According to Wikipedia, a crash is a “sudden dramatic decline of stock prices“ across a large section of the market.
According to Investopedia, an index must lose 20 percent of its value in order for a crash to be declared.
September provides an average loss of about 1.3 percent, and most crashes occur in the fall, the worst ones have happened in October.
Today, I came across a possible explanation for the losing tradition of the fall season on EconomicPolicyJournal.com.
In a nutshell, Robert Wenzel argues that in the fall there is a major shift from saving to consumption.
Kids go back to school in September, and two major holidays, Thanksgiving and Christmas, come along in November and December.
In order to finance these expensive occasions, people retreat from a pattern of saving and convert to a pattern of spending. Some resort to liquidating their investments for the extra cash.
Seems to make sense, and could possibly go along with one of the theories proposed to explain losses in September. Analysts say the summer months have thin trading volume and in September, the volume returns. Perhaps, those who are returning are returning primarily to sell.
I will definitely keep an eye on spending, advance/declines and volume for the rest of this month!
















Gee, I always thought it was because the President and Congress both returned to work after vacation causing investor’s internal economic security alarms to all begin flashing red at the same time…… lols.
But seriously….. I’m not sure how much the individual investor can move the markets compared to the institutions anymore. Do mutual fund redemptions go up in September or contributions remain flat? My theory is that with school back in session and everyone back at work and the end the quarter not far away, they are starting to pay attention to their portfolios again, making adjustments, taking profits after a strong run-up since March, or raising their cash position in anticipation of a pull-back.

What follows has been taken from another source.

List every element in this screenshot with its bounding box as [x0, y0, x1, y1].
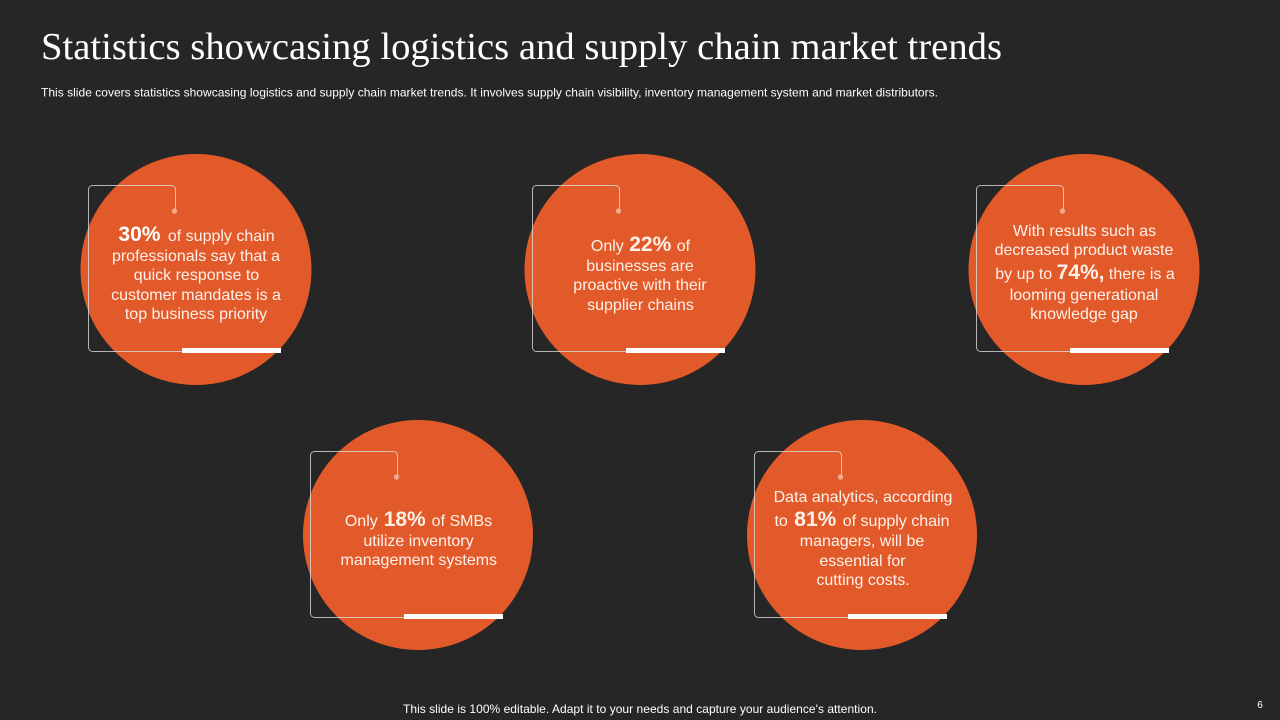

Hi Jim, your theory matches up with a few theories I’ve seen about September being a traditionally bad month. Investors who took it easy during the summer come back and begin analyzing more deeply again, and after a run-up like this summer’s they begin taking profits.
I believe too that the institutional definitely trump the individuals. In addition to the individuals’ part in this, I have also been pondering the impact of the business cycle and Q3 financials (as you mentioned), but particularly for retailers because of their pre-holiday inventory needs.